What do women fishing, school building and better farming skills have to do with U.S. national security? A lot — and that's a bipartisan consensus.

Democrats and Republicans agree there's a connection between America's security and smart, effective development. Encouraging education, economic opportunity and good governance helps to build a more secure and safer world — and that includes investing in women and girls. This is worth noting on International Women's Day.

To see what we mean, check out the International Affairs budget — the 1.4 percent of the federal budget that funds the State Department, the U.S. Agency for International Development and various other agencies like the Peace Corps. While small in monetary terms, it has a big impact around the world.

The news from Haiti in January is a powerful reminder of what a difference U.S. help can make. We can be proud that American assistance over the years — from vaccines to food aid to clean water — has saved millions of lives and improved living conditions for millions more.

But this year's budget recognizes an important reality: Smart development is in America's self-interest. Stable, democratic nations are far less likely to engage in war or host terrorist organizations. Stronger health infrastructures enable all of us to fight the danger of international pandemics. Investing in programs that build healthy, educated societies is a big part of making our country — and the world we live in — safer.

Pakistan is a telling example. Recently, Gen. David Petraeus talked about how addressing illiteracy in Pakistan was a top priority for U.S. efforts to stabilize that country and fight Al Qaeda and the Taliban. “We've almost found it more helpful to teach [Pakistanis] to read up to an eighth-grade level than anything else,” Petraeus noted.

Pakistan's public-school system has been unable to provide education to large numbers of children. U.S. support for education is an essential to fighting poverty and illiteracy there, as well as reducing the influence of the madrassas that are tied to extremist, anti-American groups.

Investment in women and girls' education and empowerment is increasingly recognized as a linchpin to advancing social, economic and political progress in most poor countries.

Girls with just one year of formal education are less likely to suffer from illness or hunger and are more likely to avoid teen pregnancy, and their children are less likely to die in infancy. Microfinance loans for women entrepreneurs build more stable communities, because they invest proceeds in their families and communities.

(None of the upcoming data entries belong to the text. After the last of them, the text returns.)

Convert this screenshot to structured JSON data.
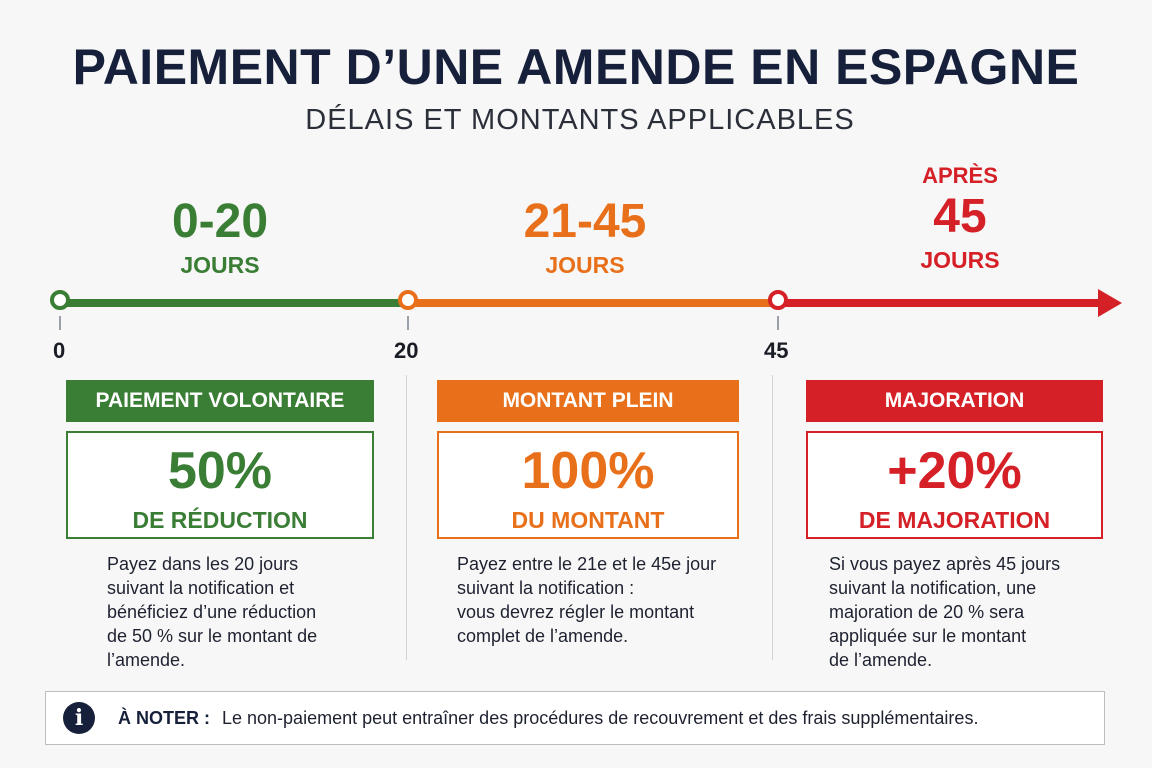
{
  "header": {
    "title": "PAIEMENT D’UNE AMENDE EN ESPAGNE",
    "subtitle": "DÉLAIS ET MONTANTS APPLICABLES"
  },
  "colors": {
    "green": "#3a7d35",
    "orange": "#e8701a",
    "red": "#d42026",
    "navy": "#16203a"
  },
  "timeline": {
    "ticks": [
      "0",
      "20",
      "45"
    ],
    "periods": [
      {
        "prefix": "",
        "range": "0-20",
        "unit": "JOURS"
      },
      {
        "prefix": "",
        "range": "21-45",
        "unit": "JOURS"
      },
      {
        "prefix": "APRÈS",
        "range": "45",
        "unit": "JOURS"
      }
    ]
  },
  "cards": [
    {
      "label": "PAIEMENT VOLONTAIRE",
      "value": "50%",
      "caption": "DE RÉDUCTION",
      "lines": [
        "Payez dans les 20 jours",
        "suivant la notification et",
        "bénéficiez d’une réduction",
        "de 50 % sur le montant de",
        "l’amende."
      ]
    },
    {
      "label": "MONTANT PLEIN",
      "value": "100%",
      "caption": "DU MONTANT",
      "lines": [
        "Payez entre le 21e et le 45e jour",
        "suivant la notification :",
        "vous devrez régler le montant",
        "complet de l’amende."
      ]
    },
    {
      "label": "MAJORATION",
      "value": "+20%",
      "caption": "DE MAJORATION",
      "lines": [
        "Si vous payez après 45 jours",
        "suivant la notification, une",
        "majoration de 20 % sera",
        "appliquée sur le montant",
        "de l’amende."
      ]
    }
  ],
  "note": {
    "icon": "info-icon",
    "label": "À NOTER :",
    "text": "Le non-paiement peut entraîner des procédures de recouvrement et des frais supplémentaires."
  }
}
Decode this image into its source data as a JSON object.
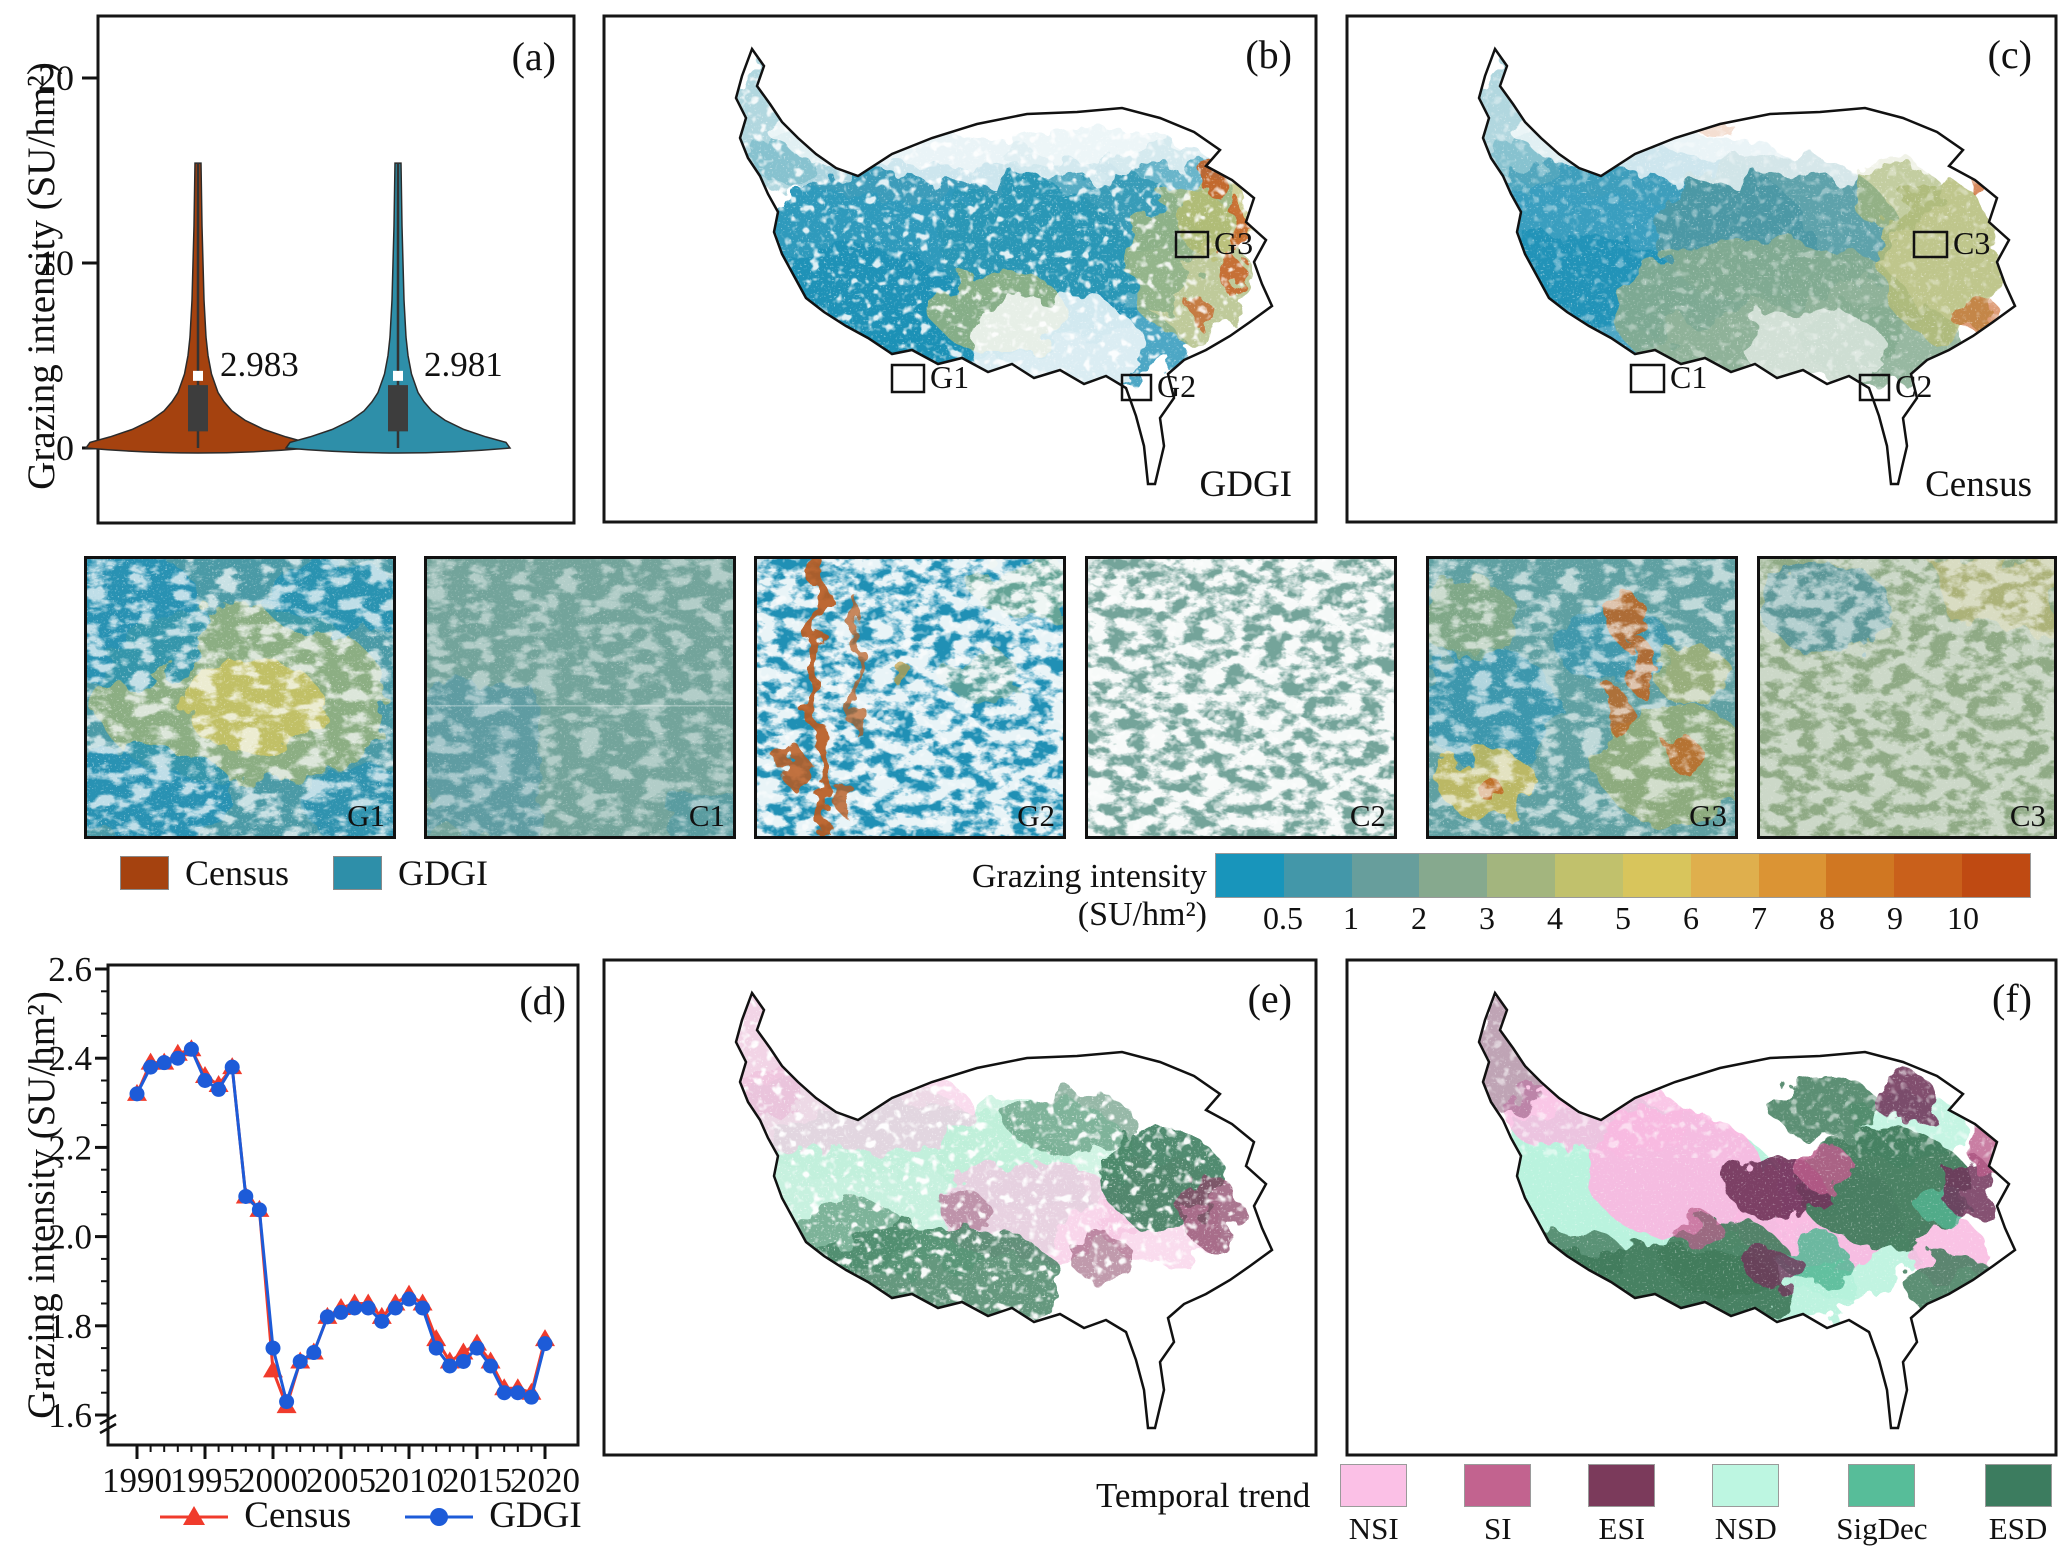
{
  "panels": {
    "a": "(a)",
    "b": "(b)",
    "c": "(c)",
    "d": "(d)",
    "e": "(e)",
    "f": "(f)"
  },
  "tiles": [
    {
      "label": "G1"
    },
    {
      "label": "C1"
    },
    {
      "label": "G2"
    },
    {
      "label": "C2"
    },
    {
      "label": "G3"
    },
    {
      "label": "C3"
    }
  ],
  "chart_data": [
    {
      "id": "a",
      "type": "violin",
      "ylabel": "Grazing intensity (SU/hm²)",
      "yticks": [
        0,
        10,
        20
      ],
      "ylim": [
        0,
        21
      ],
      "groups": [
        {
          "name": "Census",
          "color": "#A5420F",
          "mean": 2.983,
          "mean_label": "2.983",
          "q1": 0.9,
          "q3": 3.4,
          "mean_marker": 3.9,
          "max": 15.4
        },
        {
          "name": "GDGI",
          "color": "#2E8FA9",
          "mean": 2.981,
          "mean_label": "2.981",
          "q1": 0.9,
          "q3": 3.4,
          "mean_marker": 3.9,
          "max": 15.4
        }
      ]
    },
    {
      "id": "d",
      "type": "line",
      "ylabel": "Grazing intensity (SU/hm²)",
      "ylim": [
        1.6,
        2.6
      ],
      "yticks": [
        "1.6",
        "1.8",
        "2.0",
        "2.2",
        "2.4",
        "2.6"
      ],
      "xticks": [
        1990,
        1995,
        2000,
        2005,
        2010,
        2015,
        2020
      ],
      "axis_break_below": 1.6,
      "x": [
        1990,
        1991,
        1992,
        1993,
        1994,
        1995,
        1996,
        1997,
        1998,
        1999,
        2000,
        2001,
        2002,
        2003,
        2004,
        2005,
        2006,
        2007,
        2008,
        2009,
        2010,
        2011,
        2012,
        2013,
        2014,
        2015,
        2016,
        2017,
        2018,
        2019,
        2020
      ],
      "series": [
        {
          "name": "Census",
          "color": "#F03B2C",
          "marker": "triangle",
          "values": [
            2.32,
            2.39,
            2.39,
            2.41,
            2.42,
            2.36,
            2.34,
            2.38,
            2.09,
            2.06,
            1.7,
            1.62,
            1.72,
            1.74,
            1.82,
            1.84,
            1.85,
            1.85,
            1.82,
            1.85,
            1.87,
            1.85,
            1.77,
            1.72,
            1.74,
            1.76,
            1.72,
            1.66,
            1.66,
            1.65,
            1.77
          ]
        },
        {
          "name": "GDGI",
          "color": "#1D5BD8",
          "marker": "circle",
          "values": [
            2.32,
            2.38,
            2.39,
            2.4,
            2.42,
            2.35,
            2.33,
            2.38,
            2.09,
            2.06,
            1.75,
            1.63,
            1.72,
            1.74,
            1.82,
            1.83,
            1.84,
            1.84,
            1.81,
            1.84,
            1.86,
            1.84,
            1.75,
            1.71,
            1.72,
            1.75,
            1.71,
            1.65,
            1.65,
            1.64,
            1.76
          ]
        }
      ],
      "legend_position": "bottom"
    },
    {
      "id": "grazing-intensity-colorbar",
      "type": "colorbar",
      "title": "Grazing intensity (SU/hm²)",
      "tick_labels": [
        "0.5",
        "1",
        "2",
        "3",
        "4",
        "5",
        "6",
        "7",
        "8",
        "9",
        "10"
      ],
      "colors": [
        "#1895BB",
        "#4397A9",
        "#679E9C",
        "#86A98E",
        "#A3B57E",
        "#C1C16C",
        "#D8C55C",
        "#DFAF4D",
        "#DB9434",
        "#D07722",
        "#C9601B",
        "#BF4A12"
      ]
    },
    {
      "id": "temporal-trend-legend",
      "type": "categorical-legend",
      "title": "Temporal trend",
      "classes": [
        {
          "label": "NSI",
          "color": "#FBC0E6"
        },
        {
          "label": "SI",
          "color": "#C2638F"
        },
        {
          "label": "ESI",
          "color": "#7B3A5B"
        },
        {
          "label": "NSD",
          "color": "#BDF6E1"
        },
        {
          "label": "SigDec",
          "color": "#57BD99"
        },
        {
          "label": "ESD",
          "color": "#3C7C5F"
        }
      ]
    },
    {
      "id": "b",
      "type": "map",
      "dataset_label": "GDGI",
      "region_boxes": [
        "G1",
        "G2",
        "G3"
      ]
    },
    {
      "id": "c",
      "type": "map",
      "dataset_label": "Census",
      "region_boxes": [
        "C1",
        "C2",
        "C3"
      ]
    },
    {
      "id": "e",
      "type": "map"
    },
    {
      "id": "f",
      "type": "map"
    }
  ]
}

As Secretary of State Hillary Clinton said: “Women and girls are one of the world's greatest untapped resources. Remember the proverb, ‘Give a man a fish, and he'll eat for a day, teach a man to fish, and he'll eat for a lifetime?' Well, if you teach a woman to fish, she'll feed the whole village.”

Spending on human and economic development now — on education, basic health and infrastructure — is a smart investment. That's why Democrats and Republicans agree that more resources are needed for these programs, including funds for agricultural development, health and women and girls.

As Congress begins debate on the president's budget request, they would do well to consider just how much funding the International Affairs budget matters to the United States' security and future. In today's world, it is imperative that we adequately support our diplomacy and development efforts.

This is a worthwhile investment to help keep our nation safe and build the peaceful future we want for everyone's children.